いや、特に隠してないので聞けば教えてもらえると思うんだけど、なんとなく聞いたらヤバいものが出て来そうなので俺は知らぬふりを貫いている。
小市民たるもの、目の前にあるキラキラの財宝に飛びついたらそのまま罠にかかって即死というパターンを心に描いて己を制すものである。
俺たちは昼までに狩りをし、少し進んで野営場所を探して夜を越す。夜の間に肉を燻製にしたり毛皮をきれいになめしたりして売るための加工をするのだ。
そんな感じで10日ほど歩くと、西に行けばリッツェル、北東に進めば王都という街道の分かれ道にたどり着いた。ようやく目印的なものが出て来てホッとした俺たちは、たまにすれ違う旅人や馬車を軽く避けながら、王都側に進んでいく。
大きい街道にはある程度の間隔で魔物避けの効果のある碑が埋められているらしく、害意があるものを近寄らせない。
それは普通の動物や人にも効くらしく、森や山ほど警戒する必要がないので俺たちは少しだけ気を抜いて歩いていた。
「そういえばカルラはあんまり騒がれないな。だいぶ目立つ容姿だと思うんだが」
「ああ、我を認識できぬよう阻害魔法をかけておる」
「えっすごい魔法じゃん!!」
「あー、なるほど、それでか。俺とイームルは最初わからなかったからな」
確かに、ウノで会った時とかは2人とも普通だったな……俺はあまりの美しさに文字通り目が潰れそうになってたのに。いや、今もあまり気にしないようにはしているが、たまにウッとなりそうになる。

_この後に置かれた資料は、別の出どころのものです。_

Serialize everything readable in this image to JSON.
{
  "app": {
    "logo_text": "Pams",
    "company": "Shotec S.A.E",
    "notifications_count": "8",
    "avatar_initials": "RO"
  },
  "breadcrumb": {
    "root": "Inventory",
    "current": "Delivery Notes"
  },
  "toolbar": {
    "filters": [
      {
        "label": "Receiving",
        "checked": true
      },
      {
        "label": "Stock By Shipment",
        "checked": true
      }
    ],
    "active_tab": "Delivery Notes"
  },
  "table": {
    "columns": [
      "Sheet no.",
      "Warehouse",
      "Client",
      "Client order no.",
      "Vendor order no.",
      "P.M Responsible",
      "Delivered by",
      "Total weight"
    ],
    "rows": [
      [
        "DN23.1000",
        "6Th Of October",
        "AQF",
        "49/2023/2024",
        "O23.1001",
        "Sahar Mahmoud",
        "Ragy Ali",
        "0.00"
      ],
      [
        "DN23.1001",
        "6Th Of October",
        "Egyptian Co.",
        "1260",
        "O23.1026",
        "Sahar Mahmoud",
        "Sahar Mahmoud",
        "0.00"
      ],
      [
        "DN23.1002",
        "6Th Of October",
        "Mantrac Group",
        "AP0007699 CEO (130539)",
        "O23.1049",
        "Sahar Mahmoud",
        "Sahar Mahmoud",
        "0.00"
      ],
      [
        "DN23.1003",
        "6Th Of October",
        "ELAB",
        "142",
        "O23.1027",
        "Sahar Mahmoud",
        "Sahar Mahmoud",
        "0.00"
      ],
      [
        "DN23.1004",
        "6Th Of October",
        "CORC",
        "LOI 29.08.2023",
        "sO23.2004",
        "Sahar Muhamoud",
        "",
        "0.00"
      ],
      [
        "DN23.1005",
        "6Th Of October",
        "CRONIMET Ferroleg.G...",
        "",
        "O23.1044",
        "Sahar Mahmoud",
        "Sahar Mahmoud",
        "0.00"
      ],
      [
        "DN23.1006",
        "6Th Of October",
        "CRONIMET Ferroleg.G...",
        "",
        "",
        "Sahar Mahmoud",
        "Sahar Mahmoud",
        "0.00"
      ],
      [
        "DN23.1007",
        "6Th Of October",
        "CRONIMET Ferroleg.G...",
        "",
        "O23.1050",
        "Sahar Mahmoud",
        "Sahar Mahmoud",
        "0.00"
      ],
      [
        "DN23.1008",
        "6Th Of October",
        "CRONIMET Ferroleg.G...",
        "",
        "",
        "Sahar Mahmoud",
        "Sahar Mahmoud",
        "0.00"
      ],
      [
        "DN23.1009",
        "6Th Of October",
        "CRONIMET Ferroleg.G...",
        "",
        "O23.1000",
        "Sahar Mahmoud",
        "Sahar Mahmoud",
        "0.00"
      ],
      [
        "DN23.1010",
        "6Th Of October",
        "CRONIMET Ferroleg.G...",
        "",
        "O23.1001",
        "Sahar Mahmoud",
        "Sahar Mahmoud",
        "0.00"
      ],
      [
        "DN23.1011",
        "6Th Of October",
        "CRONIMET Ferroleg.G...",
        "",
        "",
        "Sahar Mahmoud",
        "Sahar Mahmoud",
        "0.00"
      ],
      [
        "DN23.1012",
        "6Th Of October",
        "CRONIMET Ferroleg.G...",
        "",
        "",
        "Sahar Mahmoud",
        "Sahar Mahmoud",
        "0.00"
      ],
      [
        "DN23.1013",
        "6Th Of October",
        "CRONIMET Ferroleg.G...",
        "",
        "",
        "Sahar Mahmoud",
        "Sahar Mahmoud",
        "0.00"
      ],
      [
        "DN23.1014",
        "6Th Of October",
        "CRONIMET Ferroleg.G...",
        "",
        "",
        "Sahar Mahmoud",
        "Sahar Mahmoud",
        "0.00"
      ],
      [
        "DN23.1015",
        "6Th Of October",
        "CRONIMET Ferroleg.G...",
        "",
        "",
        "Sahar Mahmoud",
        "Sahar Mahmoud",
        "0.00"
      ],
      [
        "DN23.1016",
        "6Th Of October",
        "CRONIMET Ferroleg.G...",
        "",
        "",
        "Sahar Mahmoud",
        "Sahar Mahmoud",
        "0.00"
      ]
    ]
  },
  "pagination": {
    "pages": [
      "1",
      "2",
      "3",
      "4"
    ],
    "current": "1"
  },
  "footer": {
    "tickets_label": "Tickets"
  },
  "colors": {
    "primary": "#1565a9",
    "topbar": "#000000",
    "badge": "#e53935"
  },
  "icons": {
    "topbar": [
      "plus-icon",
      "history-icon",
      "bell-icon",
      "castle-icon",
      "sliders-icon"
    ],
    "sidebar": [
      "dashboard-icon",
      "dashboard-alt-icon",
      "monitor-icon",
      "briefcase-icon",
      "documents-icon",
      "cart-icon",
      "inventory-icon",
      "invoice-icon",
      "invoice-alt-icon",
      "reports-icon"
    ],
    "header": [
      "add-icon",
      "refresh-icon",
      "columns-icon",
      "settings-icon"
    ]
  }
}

街道の分かれ道を過ぎるともうあとは王都まで一直線だ。
どんどん街道の道幅が広くなり、敷かれたレンガもしっかりしたものになっていく。
「すごいねえ、真っ白なお城だ」
「ここからでも見えるもんな……アレが王城かあ」
「相当でかいな。街壁も本当に3層くらいあるみたいだし」
だんだんと近づいて来た街壁と、それらの向こうにあるお城を見ながら俺たちは歩いていった。